Oyunda ilerlemek demişken, oyunun hiç de kısa sürmediğini belirtmek isterim. Bir eklenti paketi için oldukça uzun bir oyun.
Konusu da çok sürükleyici. Bütün kasabaları temizleyip, ekstra görevleri yaparsanız bir 5 saati devirirsiniz rahatlıkla. Bu da bir eklenti paketi için oldukça iyi bir rakam. Paketin sadece Undead Nightmare'den oluşmadığını, RDR için bugüne kadar çıkmış tüm eklentileri de içerdiğini düşünürseniz, oyun verdiğiniz parayı sonuna kadar hakediyor. Tabi oyunu kutulu almış olanlar için konuşuyorum. İsterseniz sadece Undead Nightmare'i indirme şansınız da var. Daha uygun fiyata tabi.
Zombiler aptal olurlar biliyorsunuz. Birkaç tane olduklarında fazla sorun yaratamazlar. Eskiden zombiler koşamazdı ama yeni modaya göre, artık koşabiliyorlar. Hatta bazı filmlerde ve oyunlarda, silah kullananlarını bile gördük. Undead Nightmare'de sadede koşuyorlar neyse ki. Kalabalık olduklarında da sizi oldukça fazla zorlayabiliyorlar. Bu yüzden kapalı mekanlardan ve dar koridorlardan uzak durmaya bakın. Özellikle kasabaları temizlerken, açık alanlarda durun ve 360 derece etrafa hakim olmaya çalışın.
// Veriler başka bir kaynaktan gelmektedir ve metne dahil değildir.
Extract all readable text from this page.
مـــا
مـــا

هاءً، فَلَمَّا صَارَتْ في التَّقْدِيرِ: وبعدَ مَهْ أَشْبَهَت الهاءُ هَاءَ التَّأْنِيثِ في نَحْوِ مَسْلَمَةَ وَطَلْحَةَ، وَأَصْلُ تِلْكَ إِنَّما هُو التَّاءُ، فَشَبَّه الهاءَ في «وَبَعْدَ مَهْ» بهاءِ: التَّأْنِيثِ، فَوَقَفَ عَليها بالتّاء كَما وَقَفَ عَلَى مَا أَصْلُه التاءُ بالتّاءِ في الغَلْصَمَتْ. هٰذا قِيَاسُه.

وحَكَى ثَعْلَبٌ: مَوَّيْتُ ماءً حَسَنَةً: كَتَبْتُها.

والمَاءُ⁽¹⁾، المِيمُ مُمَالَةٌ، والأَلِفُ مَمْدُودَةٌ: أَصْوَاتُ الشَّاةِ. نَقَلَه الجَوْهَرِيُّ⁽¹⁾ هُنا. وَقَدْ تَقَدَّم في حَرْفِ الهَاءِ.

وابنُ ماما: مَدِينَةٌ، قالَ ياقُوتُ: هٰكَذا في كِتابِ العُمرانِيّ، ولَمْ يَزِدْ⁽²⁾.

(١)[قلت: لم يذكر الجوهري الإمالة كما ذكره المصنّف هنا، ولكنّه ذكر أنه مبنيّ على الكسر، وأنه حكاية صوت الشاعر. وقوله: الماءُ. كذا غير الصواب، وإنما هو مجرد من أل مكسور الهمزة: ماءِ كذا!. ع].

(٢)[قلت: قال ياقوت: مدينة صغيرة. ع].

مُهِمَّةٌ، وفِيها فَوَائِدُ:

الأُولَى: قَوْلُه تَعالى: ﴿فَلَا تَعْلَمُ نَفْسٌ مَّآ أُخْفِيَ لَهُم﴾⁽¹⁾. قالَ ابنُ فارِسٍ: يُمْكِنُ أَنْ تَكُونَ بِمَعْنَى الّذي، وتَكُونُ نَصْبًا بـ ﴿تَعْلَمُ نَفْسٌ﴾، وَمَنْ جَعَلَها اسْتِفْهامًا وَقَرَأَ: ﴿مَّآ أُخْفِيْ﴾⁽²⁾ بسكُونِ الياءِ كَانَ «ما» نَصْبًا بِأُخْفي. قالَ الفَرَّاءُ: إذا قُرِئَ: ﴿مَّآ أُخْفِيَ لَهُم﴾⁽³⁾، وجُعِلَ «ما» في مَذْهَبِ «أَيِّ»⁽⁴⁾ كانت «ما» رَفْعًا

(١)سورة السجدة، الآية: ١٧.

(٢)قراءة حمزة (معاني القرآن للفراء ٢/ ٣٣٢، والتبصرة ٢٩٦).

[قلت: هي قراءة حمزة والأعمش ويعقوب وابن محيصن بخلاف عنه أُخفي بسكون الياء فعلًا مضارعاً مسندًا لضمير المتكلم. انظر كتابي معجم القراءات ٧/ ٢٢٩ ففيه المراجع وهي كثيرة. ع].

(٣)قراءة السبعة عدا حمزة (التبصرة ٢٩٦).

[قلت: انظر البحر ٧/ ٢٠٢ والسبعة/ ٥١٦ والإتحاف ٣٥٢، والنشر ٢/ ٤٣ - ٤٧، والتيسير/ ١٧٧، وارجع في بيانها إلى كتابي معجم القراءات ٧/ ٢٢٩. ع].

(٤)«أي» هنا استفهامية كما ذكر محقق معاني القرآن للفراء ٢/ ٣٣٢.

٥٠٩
Oyunun zorluk seviyesi üç tane. En basitinde nişan aldığınızda otomatik olarak zombilerin kafasını hedef alıyor. Normal seviyede ise otomatik olarak zombilerin göğsüne nişan alıyor. Yere düştüklerinde ise, kafalarına alıyor. En zor seviyede ise otomatik nişan almıyor. En azından normal seviyede oynamanızı tavsiye ederim. Oyunun zevkini ikiye katlamış olursunuz.